I see a similar duality in the AI-generated imagery of The Vivid Unknown, finding myself caught between fascination and unease. As Fitzgerald observes, “The ascent and the descent are always intertwined.” The Vivid Unknown simultaneously reveals “a civilization rising, a civilization unraveling.” This refusal to offer simple explanations—this tension between progress and collapse—may be the work’s most powerful aspect.

As AI images become more and more prevalent in our digital lives, is our aversion toward them growing? I’ve heard filmmaker friends expressing a growing feeling of “nausea,” an actual physical response, toward AI imagery. This might be because not just the internet, but also the physical world, is becoming filled with AI images.

“The discomfort of AI imagery is more than the ‘uncanny valley’—it is the vertigo of recognition without understanding, a digital déjà vu, a dream just beyond coherence,” Fitzgerald says. “AI-generated images mimic the aesthetics of reality but lack the weight of experience. There is a deep fatigue in encountering these images at scale.” These images unsettle something deeper. That representation of reality is detached not only from the mediator but from the world itself. “The nausea we feel is not just visual—it is existential.” The AI images represent a world that is outside of our human consciousness. It is the nausea of losing the upper hand in the interpretation of the world. 

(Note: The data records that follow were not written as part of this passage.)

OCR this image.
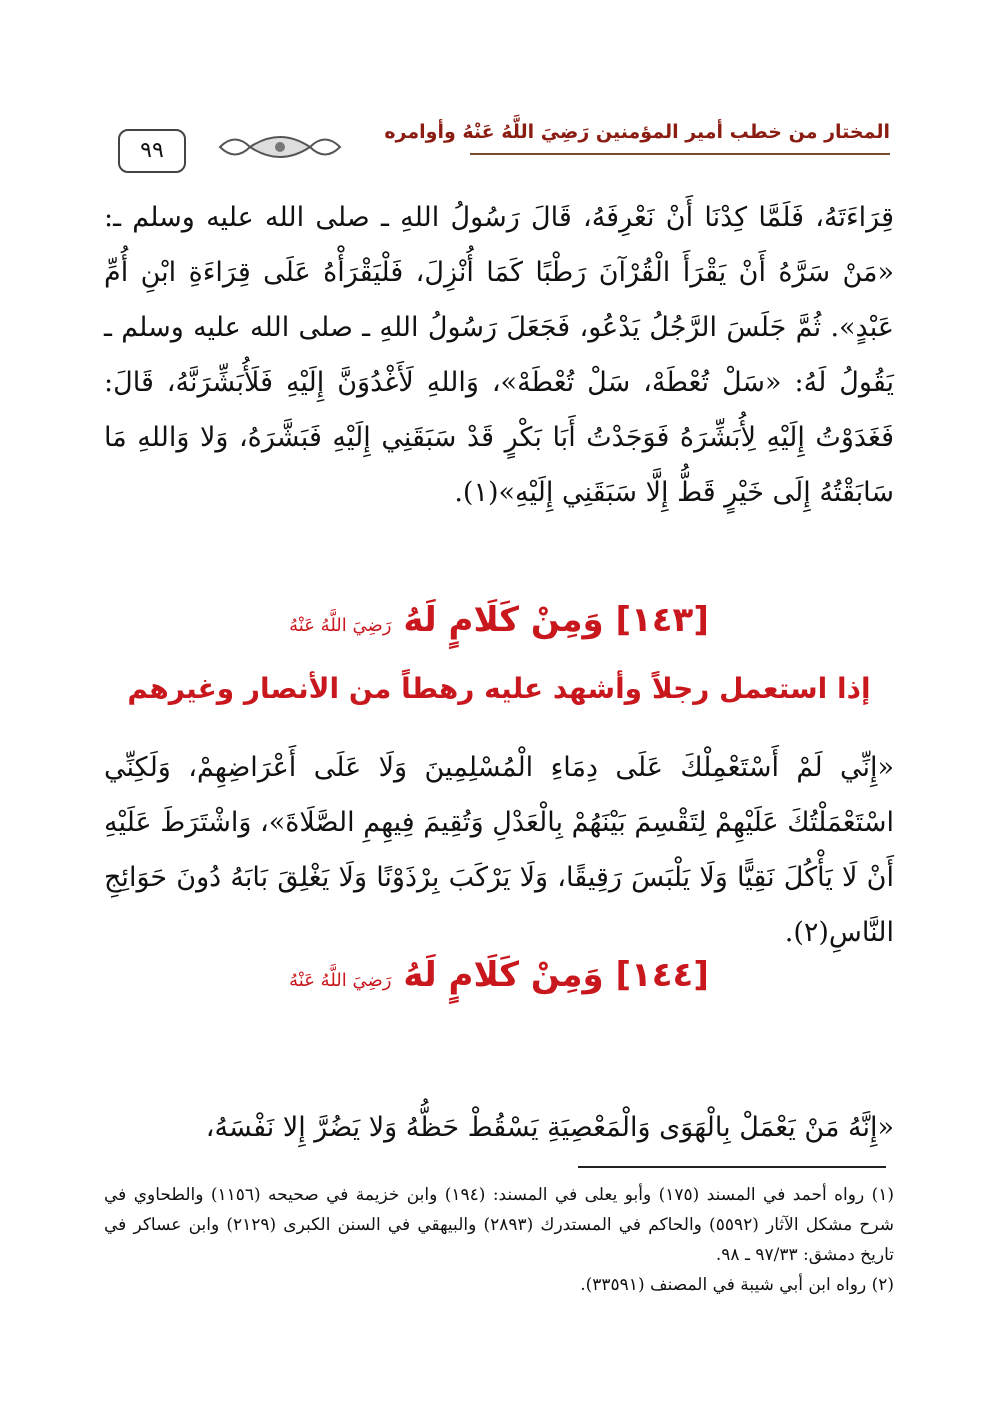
٩٩
المختار من خطب أمير المؤمنين رَضِيَ اللَّهُ عَنْهُ وأوامره

قِرَاءَتَهُ، فَلَمَّا كِدْنَا أَنْ نَعْرِفَهُ، قَالَ رَسُولُ اللهِ ـ صلى الله عليه وسلم ـ: «مَنْ سَرَّهُ أَنْ يَقْرَأَ الْقُرْآنَ رَطْبًا كَمَا أُنْزِلَ، فَلْيَقْرَأْهُ عَلَى قِرَاءَةِ ابْنِ أُمِّ عَبْدٍ». ثُمَّ جَلَسَ الرَّجُلُ يَدْعُو، فَجَعَلَ رَسُولُ اللهِ ـ صلى الله عليه وسلم ـ يَقُولُ لَهُ: «سَلْ تُعْطَهْ، سَلْ تُعْطَهْ»، وَاللهِ لَأَغْدُوَنَّ إِلَيْهِ فَلَأُبَشِّرَنَّهُ، قَالَ: فَغَدَوْتُ إِلَيْهِ لِأُبَشِّرَهُ فَوَجَدْتُ أَبَا بَكْرٍ قَدْ سَبَقَنِي إِلَيْهِ فَبَشَّرَهُ، وَلا وَاللهِ مَا سَابَقْتُهُ إِلَى خَيْرٍ قَطُّ إِلَّا سَبَقَنِي إِلَيْهِ»(١).

[١٤٣] وَمِنْ كَلَامٍ لَهُ رَضِيَ اللَّهُ عَنْهُ
إذا استعمل رجلاً وأشهد عليه رهطاً من الأنصار وغيرهم

«إِنِّي لَمْ أَسْتَعْمِلْكَ عَلَى دِمَاءِ الْمُسْلِمِينَ وَلَا عَلَى أَعْرَاضِهِمْ، وَلَكِنِّي اسْتَعْمَلْتُكَ عَلَيْهِمْ لِتَقْسِمَ بَيْنَهُمْ بِالْعَدْلِ وَتُقِيمَ فِيهِمِ الصَّلَاةَ»، وَاشْتَرَطَ عَلَيْهِ أَنْ لَا يَأْكُلَ نَقِيًّا وَلَا يَلْبَسَ رَقِيقًا، وَلَا يَرْكَبَ بِرْذَوْنًا وَلَا يَغْلِقَ بَابَهُ دُونَ حَوَائِجِ النَّاسِ(٢).

[١٤٤] وَمِنْ كَلَامٍ لَهُ رَضِيَ اللَّهُ عَنْهُ

«إِنَّهُ مَنْ يَعْمَلْ بِالْهَوَى وَالْمَعْصِيَةِ يَسْقُطْ حَظُّهُ وَلا يَضُرَّ إِلا نَفْسَهُ،

(١) رواه أحمد في المسند (١٧٥) وأبو يعلى في المسند: (١٩٤) وابن خزيمة في صحيحه (١١٥٦) والطحاوي في شرح مشكل الآثار (٥٥٩٢) والحاكم في المستدرك (٢٨٩٣) والبيهقي في السنن الكبرى (٢١٢٩) وابن عساكر في تاريخ دمشق: ٩٧/٣٣ ـ ٩٨.

(٢) رواه ابن أبي شيبة في المصنف (٣٣٥٩١).
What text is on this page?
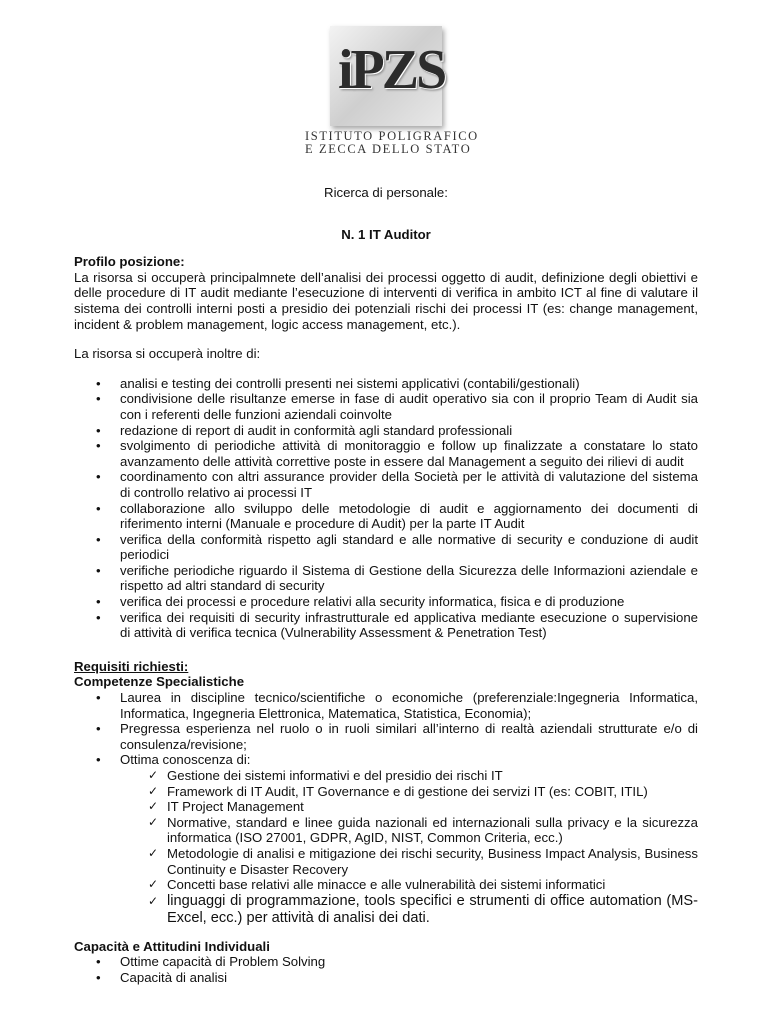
iPZS
ISTITUTO POLIGRAFICO
E ZECCA DELLO STATO
Ricerca di personale:
N. 1 IT Auditor
Profilo posizione:

La risorsa si occuperà principalmnete dell’analisi dei processi oggetto di audit, definizione degli obiettivi e delle procedure di IT audit mediante l’esecuzione di interventi di verifica in ambito ICT al fine di valutare il sistema dei controlli interni posti a presidio dei potenziali rischi dei processi IT (es: change management, incident & problem management, logic access management, etc.).

La risorsa si occuperà inoltre di:

• analisi e testing dei controlli presenti nei sistemi applicativi (contabili/gestionali)
• condivisione delle risultanze emerse in fase di audit operativo sia con il proprio Team di Audit sia con i referenti delle funzioni aziendali coinvolte
• redazione di report di audit in conformità agli standard professionali
• svolgimento di periodiche attività di monitoraggio e follow up finalizzate a constatare lo stato avanzamento delle attività correttive poste in essere dal Management a seguito dei rilievi di audit
• coordinamento con altri assurance provider della Società per le attività di valutazione del sistema di controllo relativo ai processi IT
• collaborazione allo sviluppo delle metodologie di audit e aggiornamento dei documenti di riferimento interni (Manuale e procedure di Audit) per la parte IT Audit
• verifica della conformità rispetto agli standard e alle normative di security e conduzione di audit periodici
• verifiche periodiche riguardo il Sistema di Gestione della Sicurezza delle Informazioni aziendale e rispetto ad altri standard di security
• verifica dei processi e procedure relativi alla security informatica, fisica e di produzione
• verifica dei requisiti di security infrastrutturale ed applicativa mediante esecuzione o supervisione di attività di verifica tecnica (Vulnerability Assessment & Penetration Test)
Requisiti richiesti:
Competenze Specialistiche
• Laurea in discipline tecnico/scientifiche o economiche (preferenziale:Ingegneria Informatica, Informatica, Ingegneria Elettronica, Matematica, Statistica, Economia);
• Pregressa esperienza nel ruolo o in ruoli similari all’interno di realtà aziendali strutturate e/o di consulenza/revisione;
• Ottima conoscenza di:
✓ Gestione dei sistemi informativi e del presidio dei rischi IT
✓ Framework di IT Audit, IT Governance e di gestione dei servizi IT (es: COBIT, ITIL)
✓ IT Project Management
✓ Normative, standard e linee guida nazionali ed internazionali sulla privacy e la sicurezza informatica (ISO 27001, GDPR, AgID, NIST, Common Criteria, ecc.)
✓ Metodologie di analisi e mitigazione dei rischi security, Business Impact Analysis, Business Continuity e Disaster Recovery
✓ Concetti base relativi alle minacce e alle vulnerabilità dei sistemi informatici
✓ linguaggi di programmazione, tools specifici e strumenti di office automation (MS-Excel, ecc.) per attività di analisi dei dati.
Capacità e Attitudini Individuali
• Ottime capacità di Problem Solving
• Capacità di analisi
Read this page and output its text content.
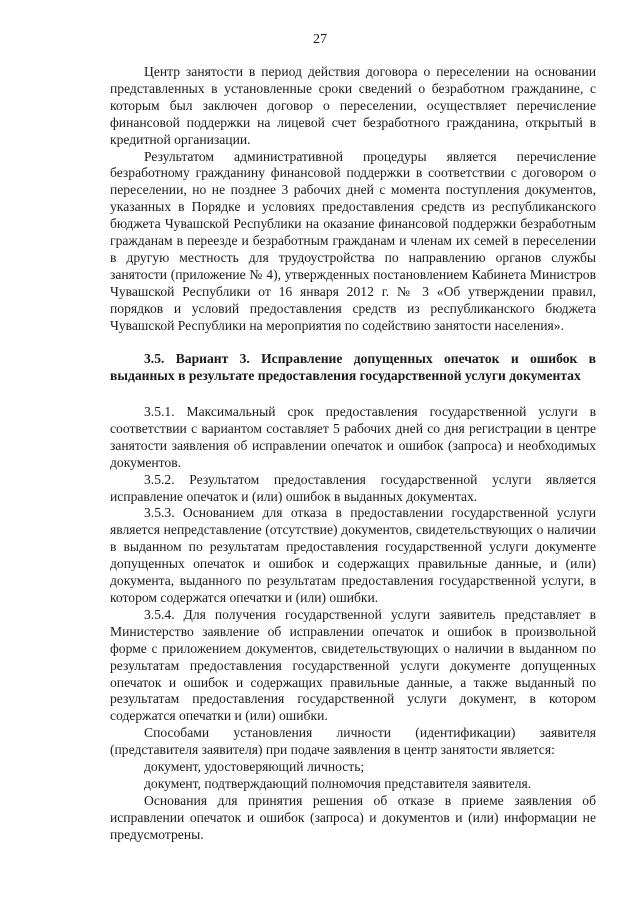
27

Центр занятости в период действия договора о переселении на основании представленных в установленные сроки сведений о безработном гражданине, с которым был заключен договор о переселении, осуществляет перечисление финансовой поддержки на лицевой счет безработного гражданина, открытый в кредитной организации.

Результатом административной процедуры является перечисление безработному гражданину финансовой поддержки в соответствии с договором о переселении, но не позднее 3 рабочих дней с момента поступления документов, указанных в Порядке и условиях предоставления средств из республиканского бюджета Чувашской Республики на оказание финансовой поддержки безработным гражданам в переезде и безработным гражданам и членам их семей в переселении в другую местность для трудоустройства по направлению органов службы занятости (приложение № 4), утвержденных постановлением Кабинета Министров Чувашской Республики от 16 января 2012 г. № 3 «Об утверждении правил, порядков и условий предоставления средств из республиканского бюджета Чувашской Республики на мероприятия по содействию занятости населения».

3.5. Вариант 3. Исправление допущенных опечаток и ошибок в выданных в результате предоставления государственной услуги документах

3.5.1. Максимальный срок предоставления государственной услуги в соответствии с вариантом составляет 5 рабочих дней со дня регистрации в центре занятости заявления об исправлении опечаток и ошибок (запроса) и необходимых документов.

3.5.2. Результатом предоставления государственной услуги является исправление опечаток и (или) ошибок в выданных документах.

3.5.3. Основанием для отказа в предоставлении государственной услуги является непредставление (отсутствие) документов, свидетельствующих о наличии в выданном по результатам предоставления государственной услуги документе допущенных опечаток и ошибок и содержащих правильные данные, и (или) документа, выданного по результатам предоставления государственной услуги, в котором содержатся опечатки и (или) ошибки.

3.5.4. Для получения государственной услуги заявитель представляет в Министерство заявление об исправлении опечаток и ошибок в произвольной форме с приложением документов, свидетельствующих о наличии в выданном по результатам предоставления государственной услуги документе допущенных опечаток и ошибок и содержащих правильные данные, а также выданный по результатам предоставления государственной услуги документ, в котором содержатся опечатки и (или) ошибки.

Способами установления личности (идентификации) заявителя (представителя заявителя) при подаче заявления в центр занятости является:

документ, удостоверяющий личность;

документ, подтверждающий полномочия представителя заявителя.

Основания для принятия решения об отказе в приеме заявления об исправлении опечаток и ошибок (запроса) и документов и (или) информации не предусмотрены.
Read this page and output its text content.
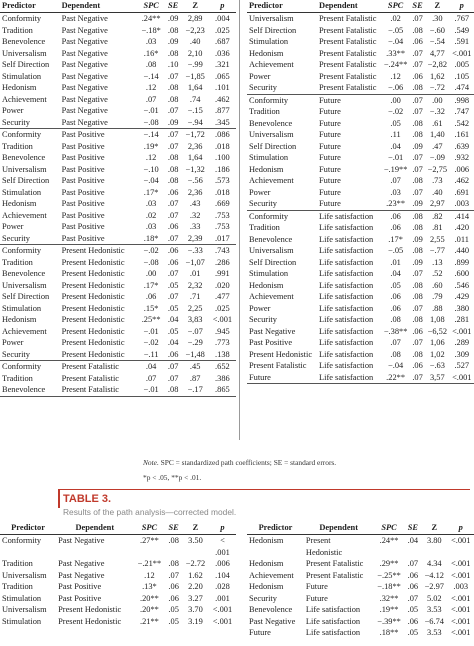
Predictor	Dependent	SPC	SE	Z	p
Conformity	Past Negative	.24**	.09	2,89	.004
Tradition	Past Negative	−.18*	.08	−2,23	.025
Benevolence	Past Negative	.03	.09	.40	.687
Universalism	Past Negative	.16*	.08	2,10	.036
Self Direction	Past Negative	.08	.10	−.99	.321
Stimulation	Past Negative	−.14	.07	−1,85	.065
Hedonism	Past Negative	.12	.08	1,64	.101
Achievement	Past Negative	.07	.08	.74	.462
Power	Past Negative	−.01	.07	−.15	.877
Security	Past Negative	−.08	.09	−.94	.345
Conformity	Past Positive	−.14	.07	−1,72	.086
Tradition	Past Positive	.19*	.07	2,36	.018
Benevolence	Past Positive	.12	.08	1,64	.100
Universalism	Past Positive	−.10	.08	−1,32	.186
Self Direction	Past Positive	−.04	.08	−.56	.573
Stimulation	Past Positive	.17*	.06	2,36	.018
Hedonism	Past Positive	.03	.07	.43	.669
Achievement	Past Positive	.02	.07	.32	.753
Power	Past Positive	.03	.06	.33	.753
Security	Past Positive	.18*	.07	2,39	.017
Conformity	Present Hedonistic	−.02	.06	−.33	.743
Tradition	Present Hedonistic	−.08	.06	−1,07	.286
Benevolence	Present Hedonistic	.00	.07	.01	.991
Universalism	Present Hedonistic	.17*	.05	2,32	.020
Self Direction	Present Hedonistic	.06	.07	.71	.477
Stimulation	Present Hedonistic	.15*	.05	2,25	.025
Hedonism	Present Hedonistic	.25**	.04	3,83	<.001
Achievement	Present Hedonistic	−.01	.05	−.07	.945
Power	Present Hedonistic	−.02	.04	−.29	.773
Security	Present Hedonistic	−.11	.06	−1,48	.138
Conformity	Present Fatalistic	.04	.07	.45	.652
Tradition	Present Fatalistic	.07	.07	.87	.386
Benevolence	Present Fatalistic	−.01	.08	−.17	.865
Predictor	Dependent	SPC	SE	Z	p
Universalism	Present Fatalistic	.02	.07	.30	.767
Self Direction	Present Fatalistic	−.05	.08	−.60	.549
Stimulation	Present Fatalistic	−.04	.06	−.54	.591
Hedonism	Present Fatalistic	.33**	.07	4,77	<.001
Achievement	Present Fatalistic	−.24**	.07	−2,82	.005
Power	Present Fatalistic	.12	.06	1,62	.105
Security	Present Fatalistic	−.06	.08	−.72	.474
Conformity	Future	.00	.07	.00	.998
Tradition	Future	−.02	.07	−.32	.747
Benevolence	Future	.05	.08	.61	.542
Universalism	Future	.11	.08	1,40	.161
Self Direction	Future	.04	.09	.47	.639
Stimulation	Future	−.01	.07	−.09	.932
Hedonism	Future	−.19**	.07	−2,75	.006
Achievement	Future	.07	.08	.73	.462
Power	Future	.03	.07	.40	.691
Security	Future	.23**	.09	2,97	.003
Conformity	Life satisfaction	.06	.08	.82	.414
Tradition	Life satisfaction	.06	.08	.81	.420
Benevolence	Life satisfaction	.17*	.09	2,55	.011
Universalism	Life satisfaction	−.05	.08	−.77	.440
Self Direction	Life satisfaction	.01	.09	.13	.899
Stimulation	Life satisfaction	.04	.07	.52	.600
Hedonism	Life satisfaction	.05	.08	.60	.546
Achievement	Life satisfaction	.06	.08	.79	.429
Power	Life satisfaction	.06	.07	.88	.380
Security	Life satisfaction	.08	.08	1,08	.281
Past Negative	Life satisfaction	−.38**	.06	−6,52	<.001
Past Positive	Life satisfaction	.07	.07	1,06	.289
Present Hedonistic	Life satisfaction	.08	.08	1,02	.309
Present Fatalistic	Life satisfaction	−.04	.06	−.63	.527
Future	Life satisfaction	.22**	.07	3,57	<.001
Note. SPC = standardized path coefficients; SE = standard errors.
*p < .05, **p < .01.
TABLE 3.
Results of the path analysis—corrected model.
Predictor	Dependent	SPC	SE	Z	p
Conformity	Past Negative	.27**	.08	3.50	<
.001
Tradition	Past Negative	−.21**	.08	−2.72	.006
Universalism	Past Negative	.12	.07	1.62	.104
Tradition	Past Positive	.13*	.06	2.20	.028
Stimulation	Past Positive	.20**	.06	3.27	.001
Universalism	Present Hedonistic	.20**	.05	3.70	<.001
Stimulation	Present Hedonistic	.21**	.05	3.19	<.001
Predictor	Dependent	SPC	SE	Z	p
Hedonism	Present
Hedonistic	.24**	.04	3.80	<.001
Hedonism	Present Fatalistic	.29**	.07	4.34	<.001
Achievement	Present Fatalistic	−.25**	.06	−4.12	<.001
Hedonism	Future	−.18**	.06	−2.97	.003
Security	Future	.32**	.07	5.02	<.001
Benevolence	Life satisfaction	.19**	.05	3.53	<.001
Past Negative	Life satisfaction	−.39**	.06	−6.74	<.001
Future	Life satisfaction	.18**	.05	3.53	<.001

Released just before the dawn of the internet, Koyaanisqatsi has an ability to anticipate what is to come. This is especially evident in its final scene, which shows an Atlas-Centaur rocket explosion from the early 1960s. When the Challenger disaster occurred in 1986, four years after the film’s release, the scene took on an eerie new significance.

A similar sense of prefiguration runs through The Vivid Unknown. We can already sense its implications, but their full weight will only be understood in retrospect. Just as Koyaanisqatsi explored the tension between humanity—technology’s creator—and the natural world, The Vivid Unknown arrives at a moment when AI has begun to shape reality in ways we have yet to fully grasp. Much has been written about AI’s potential (some of it, no doubt, written by AI itself), yet the true scope of its impact remains uncertain.

Fitzgerald wonders, “What if the violence we unleash on nature returns as technology’s vengeance upon us?” We designed machines to serve us, but now we serve them. Algorithms dictate what we see, automation defines labor, AI-generated imagery replaces human imagination. The violence is cyclical. We shaped technology in our image, and now we are being reshaped by it.”

As The Vivid Unknown draws to a close, Godfrey Reggio’s voice reverberates: “The very ground we stand on, the terra firma, is now terra techno firma. We are on fire. We are indeed the future now.”